Description of the People
The hotel/casino’s staff further emphasized Tomasello et al.’s (2012) idea of “collaborative foraging” (p. 15) as they would often say that if they couldn’t find an item my aunt or I desired, they knew someone who could get it for us (e.g. tickets, drinks, food, etc.). My aunt and I gambled together at the casino. It was a learning experience that I could easily juxtapose with my first day of kindergarten. I didn’t know how to behave, how to place a bet: gambling is a subculture. There are rules to how you interact with the people at the black jack table and their expectations of you in accordance with their own game.
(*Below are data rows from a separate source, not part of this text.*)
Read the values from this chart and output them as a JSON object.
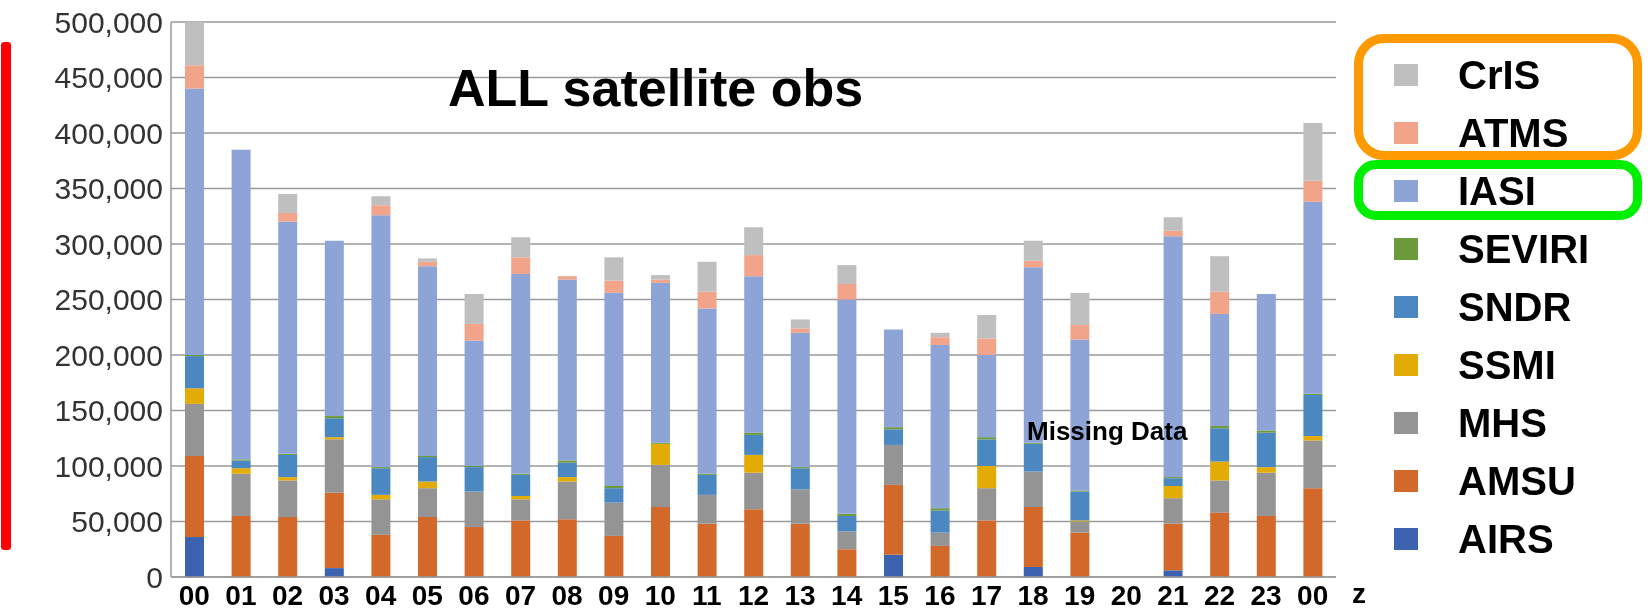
{
  "chart_data": {
    "type": "bar",
    "title": "ALL satellite obs",
    "xlabel": "z",
    "categories": [
      "00",
      "01",
      "02",
      "03",
      "04",
      "05",
      "06",
      "07",
      "08",
      "09",
      "10",
      "11",
      "12",
      "13",
      "14",
      "15",
      "16",
      "17",
      "18",
      "19",
      "20",
      "21",
      "22",
      "23",
      "00"
    ],
    "stacked": true,
    "ylim": [
      0,
      500000
    ],
    "yticks": [
      0,
      {
        "value": 50000,
        "label": "50,000"
      },
      {
        "value": 100000,
        "label": "100,000"
      },
      {
        "value": 150000,
        "label": "150,000"
      },
      {
        "value": 200000,
        "label": "200,000"
      },
      {
        "value": 250000,
        "label": "250,000"
      },
      {
        "value": 300000,
        "label": "300,000"
      },
      {
        "value": 350000,
        "label": "350,000"
      },
      {
        "value": 400000,
        "label": "400,000"
      },
      {
        "value": 450000,
        "label": "450,000"
      },
      {
        "value": 500000,
        "label": "500,000"
      }
    ],
    "grid": "y",
    "legend": "right",
    "annotations": [
      "Missing Data"
    ],
    "series": [
      {
        "name": "AIRS",
        "color": "#3d62b0",
        "values": [
          36000,
          0,
          0,
          8000,
          0,
          0,
          0,
          0,
          0,
          0,
          0,
          0,
          0,
          0,
          0,
          20000,
          0,
          0,
          9000,
          0,
          null,
          6000,
          0,
          0,
          0
        ]
      },
      {
        "name": "AMSU",
        "color": "#d2692b",
        "values": [
          73000,
          55000,
          54000,
          68000,
          38000,
          54000,
          45000,
          51000,
          52000,
          37000,
          63000,
          48000,
          61000,
          48000,
          25000,
          63000,
          28000,
          51000,
          54000,
          40000,
          null,
          42000,
          58000,
          55000,
          80000
        ]
      },
      {
        "name": "MHS",
        "color": "#949494",
        "values": [
          47000,
          38000,
          33000,
          48000,
          32000,
          26000,
          32000,
          19000,
          34000,
          30000,
          38000,
          26000,
          33000,
          31000,
          16000,
          36000,
          12000,
          29000,
          32000,
          10000,
          null,
          23000,
          29000,
          39000,
          43000
        ]
      },
      {
        "name": "SSMI",
        "color": "#e2ab06",
        "values": [
          14000,
          5000,
          3000,
          2000,
          4000,
          6000,
          0,
          3000,
          4000,
          0,
          19000,
          0,
          16000,
          0,
          0,
          0,
          0,
          20000,
          0,
          1000,
          null,
          11000,
          17000,
          5000,
          4000
        ]
      },
      {
        "name": "SNDR",
        "color": "#4b87c1",
        "values": [
          29000,
          7000,
          20000,
          17000,
          24000,
          22000,
          22000,
          19000,
          13000,
          13000,
          0,
          18000,
          18000,
          19000,
          14000,
          14000,
          20000,
          24000,
          25000,
          26000,
          null,
          7000,
          30000,
          31000,
          37000
        ]
      },
      {
        "name": "SEVIRI",
        "color": "#6c9b3b",
        "values": [
          1000,
          1000,
          1000,
          2000,
          1000,
          1000,
          1000,
          1000,
          2000,
          2000,
          1000,
          1000,
          2000,
          1000,
          2000,
          2000,
          2000,
          2000,
          1000,
          1000,
          null,
          1000,
          2000,
          2000,
          1000
        ]
      },
      {
        "name": "IASI",
        "color": "#8ea3d6",
        "values": [
          240000,
          279000,
          209000,
          158000,
          227000,
          171000,
          113000,
          180000,
          163000,
          174000,
          144000,
          149000,
          141000,
          121000,
          193000,
          88000,
          147000,
          74000,
          158000,
          136000,
          null,
          217000,
          101000,
          123000,
          173000
        ]
      },
      {
        "name": "ATMS",
        "color": "#f1a48a",
        "values": [
          21000,
          0,
          8000,
          0,
          9000,
          4000,
          15000,
          15000,
          3000,
          11000,
          3000,
          15000,
          19000,
          4000,
          14000,
          0,
          7000,
          15000,
          6000,
          13000,
          null,
          5000,
          20000,
          0,
          19000
        ]
      },
      {
        "name": "CrIS",
        "color": "#bfbfbf",
        "values": [
          39000,
          0,
          17000,
          0,
          8000,
          3000,
          27000,
          18000,
          0,
          21000,
          4000,
          27000,
          25000,
          8000,
          17000,
          0,
          4000,
          21000,
          18000,
          29000,
          null,
          12000,
          32000,
          0,
          52000
        ]
      }
    ]
  }
}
If you place a bad bet that in turn effects their cards and their bet in a negative fashion, the subculture turns against you according to its own rules and mores. I felt like I was experience whatBoyda et al. (2001) term “improvisational intelligence” (p. 37).Boyda et al. (2001) go on to describe this “intelligence” as a system of cognitive abilities that is adaptive in nature, and allows the subject to acquire local knowledge and behavior in order to blend in to their new environments. The authors go on to say that this allows people to adapt to the “cognitive niche” (p. 37). This was certainly true at the black jack table where I made mistakes left and right (having never played the game) but eventually, after observing how my aunt, and other more skilled people at the table were handling themselves I caught on.
Reaction to Observation
One reaction I remember very vividly. When one of the guests thought that the dealer at the table was cheating him, him became irate. The dealer tried to calm the man down but he said not only was the dealer cheating him, but the house was somehow cheating him as well. He said the automatic shuffle machine was against him. This was reminiscent of Marlowe et al.’s (2011) ‘spiteful’ vs. altruistic human behavior. The man who thought he was being cheated was angry not only at the dealer but at “third parties” (p. 2160) but in turn, the people at the table were telling the man that he was crazy and there’s no way a card shuffling machine can cheat him because it’s a machine. Eventually management had to get involved and kick the man off the premises. The people at the table were happy when he left which fully comprises the notion that Marlowe et al (2011) established in their research: that the small “society” of the casino, like a tribe, establishes its own rules and within those rules we adhere to a social construct. The man got angry with the second party offender (p. 2160) and the table was altruistically protecting the house and the dealer. Thus, human cooperation was exhibited by the small culture of gamblers at the table and the larger society of the casino management.
References
Boyda, R., Richerson, P., & Henrich, J. (2001, 11 Feb.). “The cultural niche: why social learning is essential for human adaptation.” Proceedings for the National Academy of Sciences of the United States of America 108(2), 36-49.
Hill, K.R., Walker, R., Bozicevic, M., Eder, J., Headland, T., Hewlett, B., Hurtado, A. M., Marlowe, F., Wiessner, P., & Wood, B. (2011, 11 March). “Co-residence patterns in hunter-gatherer societies show unique human social structure.” Science331(6022), 1286-1289.
Marlowe F., Berbesque, J., Barrett, C., Bolyanatz, A., Gurven, M., & Tracer, D., (2011, 27 Oct.). “The ‘spiteful’ origins of human cooperation.” Proceedings of the Royal Society 278(1715), 2159-2164.
Tomasello, M., Melis, A., Tennie, C., Wyman, E., & Herrmann E. (Dec. 2012). “Two key steps in the evolution of human cooperation: the interdependence hypotheses.” Current Anthropology 53(6), 12-36.